2. Appoint a "Cyber Commander" to oversee defenses against targeted attacks. "The title could be changed, but the point is that countering targeted attacks is far different than today's operational security requirements," says Richard Stiennon, chief research analyst at IT-Harvest.
Security needs to be as important as revenue, Baker adds.
3. Use US Defense Information Systems Agency checklists as a model for security reviews. According to Schrager: "While the checklists in these guides may not be totally applicable to every organization, they are an excellent start for an internal security staff to review their organization's systems against."
4. Make cyberattack preparedness a way of life. "Cyberattack defenses need to be an integral part of not only IT's cybersecurity process, but also embedded in the disaster recovery, risk management and business continuation processes," says John Anderson, principal at The Glowan Consulting Group. " … Types of back-up systems, both on-site/off-site storage of mission-critical data and 'time to recover' are all important pieces.
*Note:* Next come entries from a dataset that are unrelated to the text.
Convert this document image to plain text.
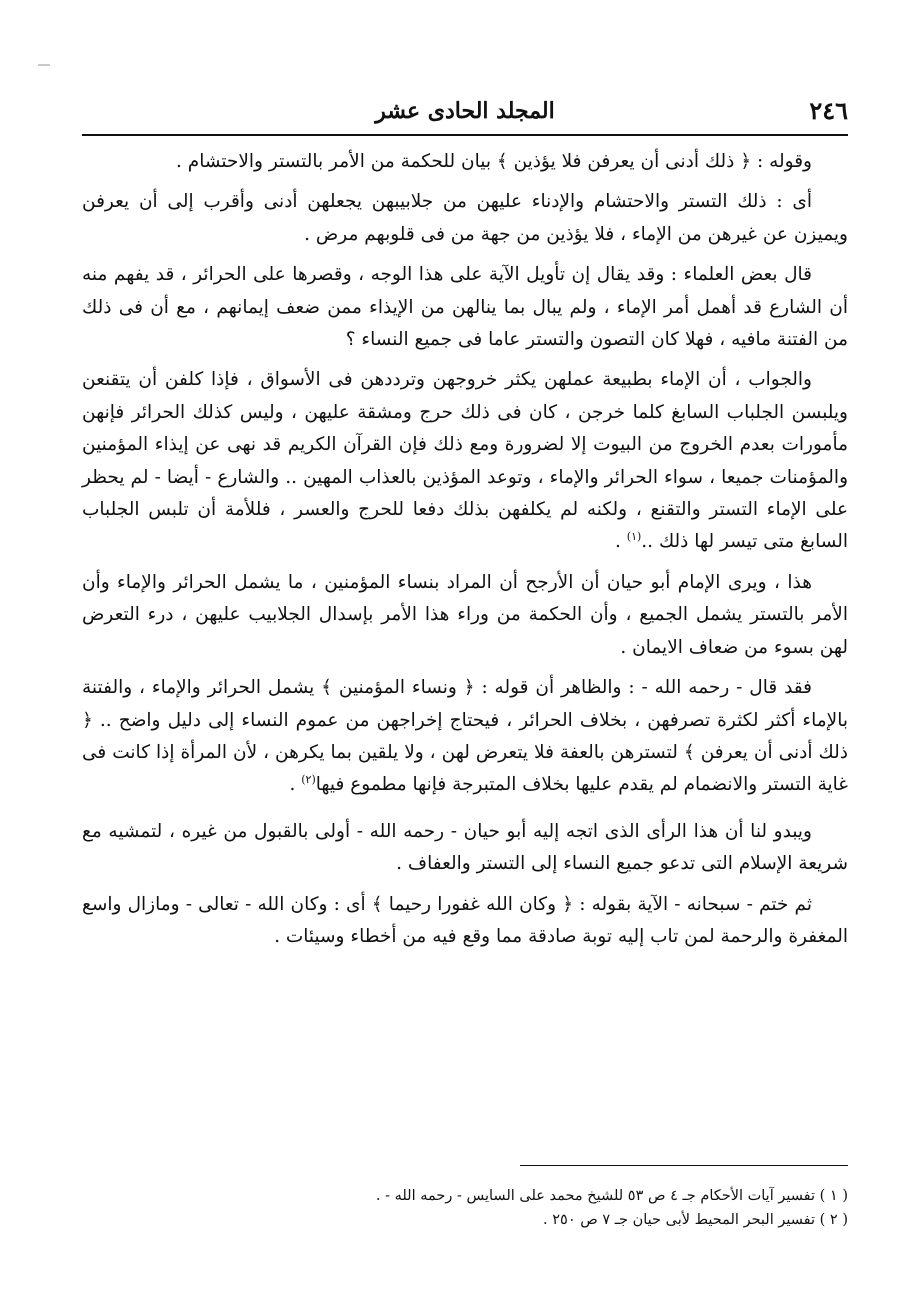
٢٤٦
المجلد الحادى عشر

وقوله : ﴿ ذلك أدنى أن يعرفن فلا يؤذين ﴾ بيان للحكمة من الأمر بالتستر والاحتشام .

أى : ذلك التستر والاحتشام والإدناء عليهن من جلابيبهن يجعلهن أدنى وأقرب إلى أن يعرفن ويميزن عن غيرهن من الإماء ، فلا يؤذين من جهة من فى قلوبهم مرض .

قال بعض العلماء : وقد يقال إن تأويل الآية على هذا الوجه ، وقصرها على الحرائر ، قد يفهم منه أن الشارع قد أهمل أمر الإماء ، ولم يبال بما ينالهن من الإيذاء ممن ضعف إيمانهم ، مع أن فى ذلك من الفتنة مافيه ، فهلا كان التصون والتستر عاما فى جميع النساء ؟

والجواب ، أن الإماء بطبيعة عملهن يكثر خروجهن وترددهن فى الأسواق ، فإذا كلفن أن يتقنعن ويلبسن الجلباب السابغ كلما خرجن ، كان فى ذلك حرج ومشقة عليهن ، وليس كذلك الحرائر فإنهن مأمورات بعدم الخروج من البيوت إلا لضرورة ومع ذلك فإن القرآن الكريم قد نهى عن إيذاء المؤمنين والمؤمنات جميعا ، سواء الحرائر والإماء ، وتوعد المؤذين بالعذاب المهين .. والشارع - أيضا - لم يحظر على الإماء التستر والتقنع ، ولكنه لم يكلفهن بذلك دفعا للحرج والعسر ، فللأمة أن تلبس الجلباب السابغ متى تيسر لها ذلك ..$^{(١)}$ .

هذا ، ويرى الإمام أبو حيان أن الأرجح أن المراد بنساء المؤمنين ، ما يشمل الحرائر والإماء وأن الأمر بالتستر يشمل الجميع ، وأن الحكمة من وراء هذا الأمر بإسدال الجلابيب عليهن ، درء التعرض لهن بسوء من ضعاف الايمان .

فقد قال - رحمه الله - : والظاهر أن قوله : ﴿ ونساء المؤمنين ﴾ يشمل الحرائر والإماء ، والفتنة بالإماء أكثر لكثرة تصرفهن ، بخلاف الحرائر ، فيحتاج إخراجهن من عموم النساء إلى دليل واضح .. ﴿ ذلك أدنى أن يعرفن ﴾ لتسترهن بالعفة فلا يتعرض لهن ، ولا يلقين بما يكرهن ، لأن المرأة إذا كانت فى غاية التستر والانضمام لم يقدم عليها بخلاف المتبرجة فإنها مطموع فيها$^{(٢)}$ .

ويبدو لنا أن هذا الرأى الذى اتجه إليه أبو حيان - رحمه الله - أولى بالقبول من غيره ، لتمشيه مع شريعة الإسلام التى تدعو جميع النساء إلى التستر والعفاف .

ثم ختم - سبحانه - الآية بقوله : ﴿ وكان الله غفورا رحيما ﴾ أى : وكان الله - تعالى - ومازال واسع المغفرة والرحمة لمن تاب إليه توبة صادقة مما وقع فيه من أخطاء وسيئات .

( ١ ) تفسير آيات الأحكام جـ ٤ ص ٥٣ للشيخ محمد على السايس - رحمه الله - .

( ٢ ) تفسير البحر المحيط لأبى حيان جـ ٧ ص ٢٥٠ .
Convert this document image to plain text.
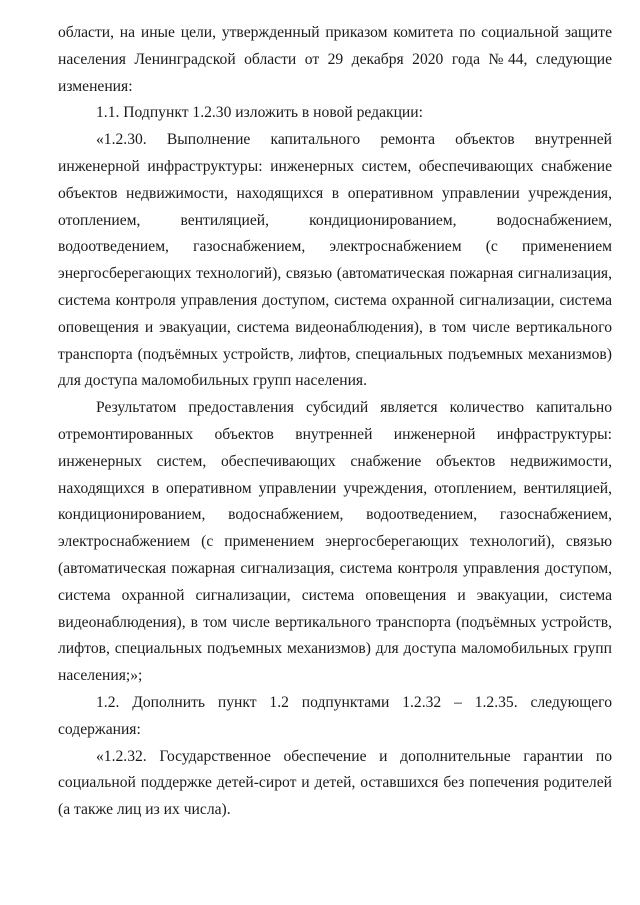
области, на иные цели, утвержденный приказом комитета по социальной защите населения Ленинградской области от 29 декабря 2020 года №44, следующие изменения:

1.1. Подпункт 1.2.30 изложить в новой редакции:

«1.2.30. Выполнение капитального ремонта объектов внутренней инженерной инфраструктуры: инженерных систем, обеспечивающих снабжение объектов недвижимости, находящихся в оперативном управлении учреждения, отоплением, вентиляцией, кондиционированием, водоснабжением, водоотведением, газоснабжением, электроснабжением (с применением энергосберегающих технологий), связью (автоматическая пожарная сигнализация, система контроля управления доступом, система охранной сигнализации, система оповещения и эвакуации, система видеонаблюдения), в том числе вертикального транспорта (подъёмных устройств, лифтов, специальных подъемных механизмов) для доступа маломобильных групп населения.

Результатом предоставления субсидий является количество капитально отремонтированных объектов внутренней инженерной инфраструктуры: инженерных систем, обеспечивающих снабжение объектов недвижимости, находящихся в оперативном управлении учреждения, отоплением, вентиляцией, кондиционированием, водоснабжением, водоотведением, газоснабжением, электроснабжением (с применением энергосберегающих технологий), связью (автоматическая пожарная сигнализация, система контроля управления доступом, система охранной сигнализации, система оповещения и эвакуации, система видеонаблюдения), в том числе вертикального транспорта (подъёмных устройств, лифтов, специальных подъемных механизмов) для доступа маломобильных групп населения;»;

1.2. Дополнить пункт 1.2 подпунктами 1.2.32 – 1.2.35. следующего содержания:

«1.2.32. Государственное обеспечение и дополнительные гарантии по социальной поддержке детей-сирот и детей, оставшихся без попечения родителей (а также лиц из их числа).
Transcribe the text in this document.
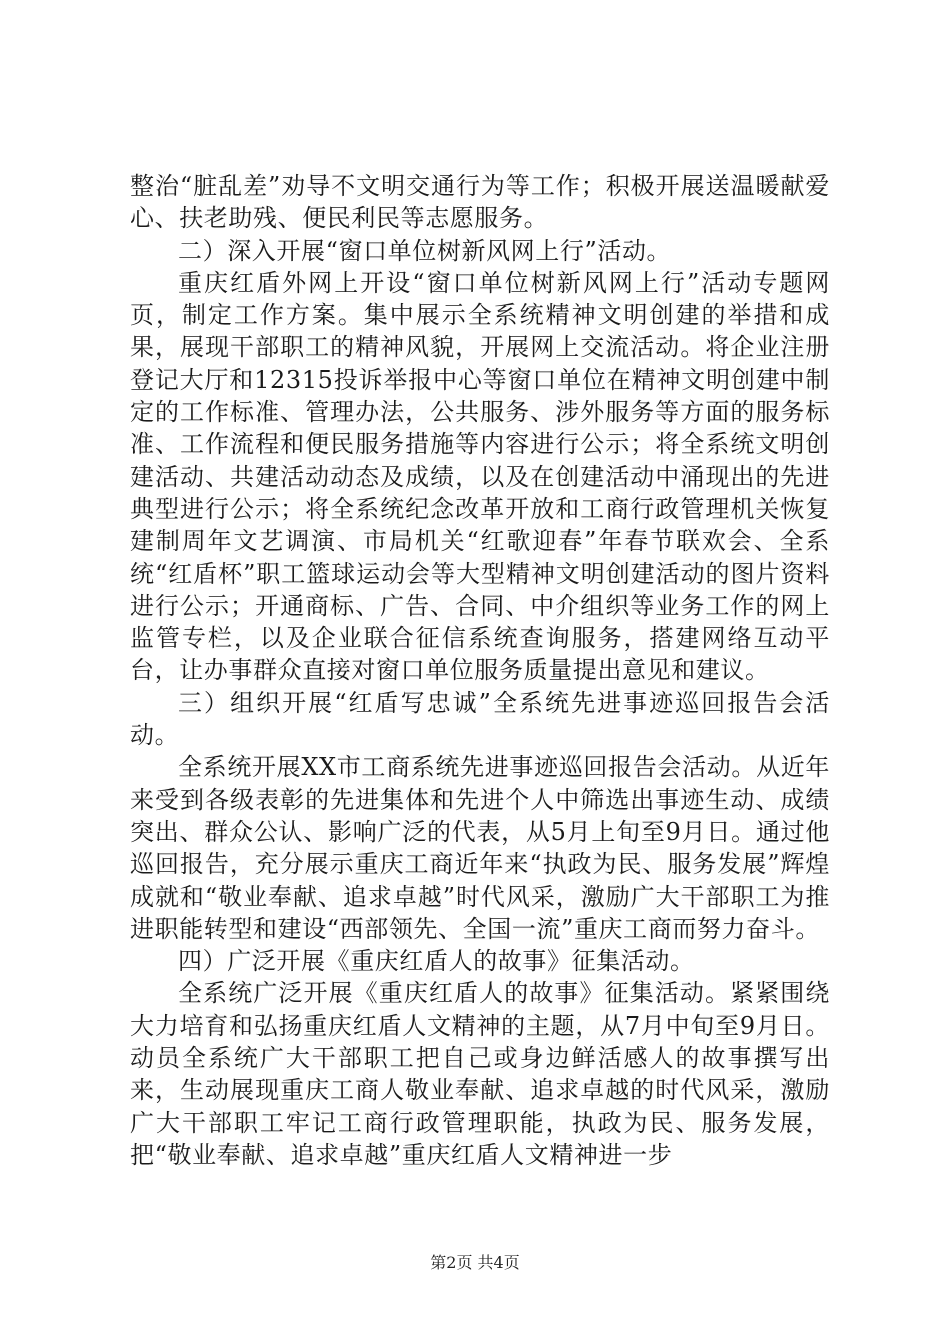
整治“脏乱差”劝导不文明交通行为等工作；积极开展送温暖献爱心、扶老助残、便民利民等志愿服务。

二）深入开展“窗口单位树新风网上行”活动。

重庆红盾外网上开设“窗口单位树新风网上行”活动专题网页，制定工作方案。集中展示全系统精神文明创建的举措和成果，展现干部职工的精神风貌，开展网上交流活动。将企业注册登记大厅和12315投诉举报中心等窗口单位在精神文明创建中制定的工作标准、管理办法，公共服务、涉外服务等方面的服务标准、工作流程和便民服务措施等内容进行公示；将全系统文明创建活动、共建活动动态及成绩，以及在创建活动中涌现出的先进典型进行公示；将全系统纪念改革开放和工商行政管理机关恢复建制周年文艺调演、市局机关“红歌迎春”年春节联欢会、全系统“红盾杯”职工篮球运动会等大型精神文明创建活动的图片资料进行公示；开通商标、广告、合同、中介组织等业务工作的网上监管专栏，以及企业联合征信系统查询服务，搭建网络互动平台，让办事群众直接对窗口单位服务质量提出意见和建议。

三）组织开展“红盾写忠诚”全系统先进事迹巡回报告会活动。

全系统开展XX市工商系统先进事迹巡回报告会活动。从近年来受到各级表彰的先进集体和先进个人中筛选出事迹生动、成绩突出、群众公认、影响广泛的代表，从5月上旬至9月日。通过他巡回报告，充分展示重庆工商近年来“执政为民、服务发展”辉煌成就和“敬业奉献、追求卓越”时代风采，激励广大干部职工为推进职能转型和建设“西部领先、全国一流”重庆工商而努力奋斗。

四）广泛开展《重庆红盾人的故事》征集活动。

全系统广泛开展《重庆红盾人的故事》征集活动。紧紧围绕大力培育和弘扬重庆红盾人文精神的主题，从7月中旬至9月日。动员全系统广大干部职工把自己或身边鲜活感人的故事撰写出来，生动展现重庆工商人敬业奉献、追求卓越的时代风采，激励广大干部职工牢记工商行政管理职能，执政为民、服务发展，把“敬业奉献、追求卓越”重庆红盾人文精神进一步

第2页 共4页
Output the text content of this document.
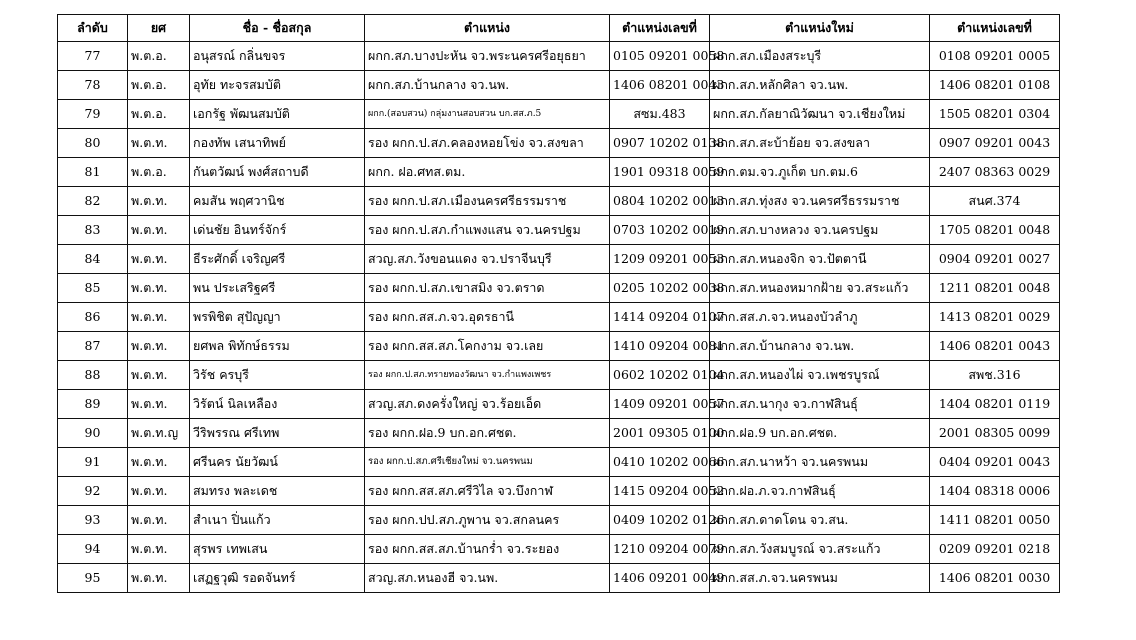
ลำดับ	ยศ	ชื่อ - ชื่อสกุล	ตำแหน่ง	ตำแหน่งเลขที่	ตำแหน่งใหม่	ตำแหน่งเลขที่
77	พ.ต.อ.	อนุสรณ์ กลิ่นขจร	ผกก.สภ.บางปะหัน จว.พระนครศรีอยุธยา	0105 09201 0058	ผกก.สภ.เมืองสระบุรี	0108 09201 0005
78	พ.ต.อ.	อุทัย ทะจรสมบัติ	ผกก.สภ.บ้านกลาง จว.นพ.	1406 08201 0043	ผกก.สภ.หลักศิลา จว.นพ.	1406 08201 0108
79	พ.ต.อ.	เอกรัฐ พัฒนสมบัติ	ผกก.(สอบสวน) กลุ่มงานสอบสวน บก.สส.ภ.5	สซม.483	ผกก.สภ.กัลยาณิวัฒนา จว.เชียงใหม่	1505 08201 0304
80	พ.ต.ท.	กองทัพ เสนาทิพย์	รอง ผกก.ป.สภ.คลองหอยโข่ง จว.สงขลา	0907 10202 0138	ผกก.สภ.สะบ้าย้อย จว.สงขลา	0907 09201 0043
81	พ.ต.อ.	กันตวัฒน์ พงศ์สถาบดี	ผกก. ฝอ.ศทส.ตม.	1901 09318 0059	ผกก.ตม.จว.ภูเก็ต บก.ตม.6	2407 08363 0029
82	พ.ต.ท.	คมสัน พฤศวานิช	รอง ผกก.ป.สภ.เมืองนครศรีธรรมราช	0804 10202 0013	ผกก.สภ.ทุ่งสง จว.นครศรีธรรมราช	สนศ.374
83	พ.ต.ท.	เด่นชัย อินทร์จักร์	รอง ผกก.ป.สภ.กำแพงแสน จว.นครปฐม	0703 10202 0019	ผกก.สภ.บางหลวง จว.นครปฐม	1705 08201 0048
84	พ.ต.ท.	ธีระศักดิ์ เจริญศรี	สวญ.สภ.วังขอนแดง จว.ปราจีนบุรี	1209 09201 0053	ผกก.สภ.หนองจิก จว.ปัตตานี	0904 09201 0027
85	พ.ต.ท.	พน ประเสริฐศรี	รอง ผกก.ป.สภ.เขาสมิง จว.ตราด	0205 10202 0038	ผกก.สภ.หนองหมากฝ้าย จว.สระแก้ว	1211 08201 0048
86	พ.ต.ท.	พรพิชิต สุปัญญา	รอง ผกก.สส.ภ.จว.อุดรธานี	1414 09204 0107	ผกก.สส.ภ.จว.หนองบัวลำภู	1413 08201 0029
87	พ.ต.ท.	ยศพล พิทักษ์ธรรม	รอง ผกก.สส.สภ.โคกงาม จว.เลย	1410 09204 0081	ผกก.สภ.บ้านกลาง จว.นพ.	1406 08201 0043
88	พ.ต.ท.	วิรัช ครบุรี	รอง ผกก.ป.สภ.ทรายทองวัฒนา จว.กำแพงเพชร	0602 10202 0104	ผกก.สภ.หนองไผ่ จว.เพชรบูรณ์	สพช.316
89	พ.ต.ท.	วิรัตน์ นิลเหลือง	สวญ.สภ.ดงครั่งใหญ่ จว.ร้อยเอ็ด	1409 09201 0057	ผกก.สภ.นากุง จว.กาฬสินธุ์	1404 08201 0119
90	พ.ต.ท.ญ	วีริพรรณ ศรีเทพ	รอง ผกก.ฝอ.9 บก.อก.ศชต.	2001 09305 0100	ผกก.ฝอ.9 บก.อก.ศชต.	2001 08305 0099
91	พ.ต.ท.	ศรีนคร นัยวัฒน์	รอง ผกก.ป.สภ.ศรีเชียงใหม่ จว.นครพนม	0410 10202 0066	ผกก.สภ.นาหว้า จว.นครพนม	0404 09201 0043
92	พ.ต.ท.	สมทรง พละเดช	รอง ผกก.สส.สภ.ศรีวิไล จว.บึงกาฬ	1415 09204 0052	ผกก.ฝอ.ภ.จว.กาฬสินธุ์	1404 08318 0006
93	พ.ต.ท.	สำเนา ปิ่นแก้ว	รอง ผกก.ปป.สภ.ภูพาน จว.สกลนคร	0409 10202 0126	ผกก.สภ.ดาดโดน จว.สน.	1411 08201 0050
94	พ.ต.ท.	สุรพร เทพเสน	รอง ผกก.สส.สภ.บ้านกร่ำ จว.ระยอง	1210 09204 0079	ผกก.สภ.วังสมบูรณ์ จว.สระแก้ว	0209 09201 0218
95	พ.ต.ท.	เสฏฐวุฒิ รอดจันทร์	สวญ.สภ.หนองฮี จว.นพ.	1406 09201 0049	ผกก.สส.ภ.จว.นครพนม	1406 08201 0030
I see the CEO's job here as ensuring that all these elements are in place, and that they are appropriately sized and costed for the size, customers and mission of the business."
5. Get third-party reviews. According to Schrager, companies should "bring in external experts for both security assessments to assure that the system and its security are configured properly and also to review the system integrity of the code executing on the system. Unfortunately, recent surveys have shown that that the largest security threats and actual breaches are coming from the inside."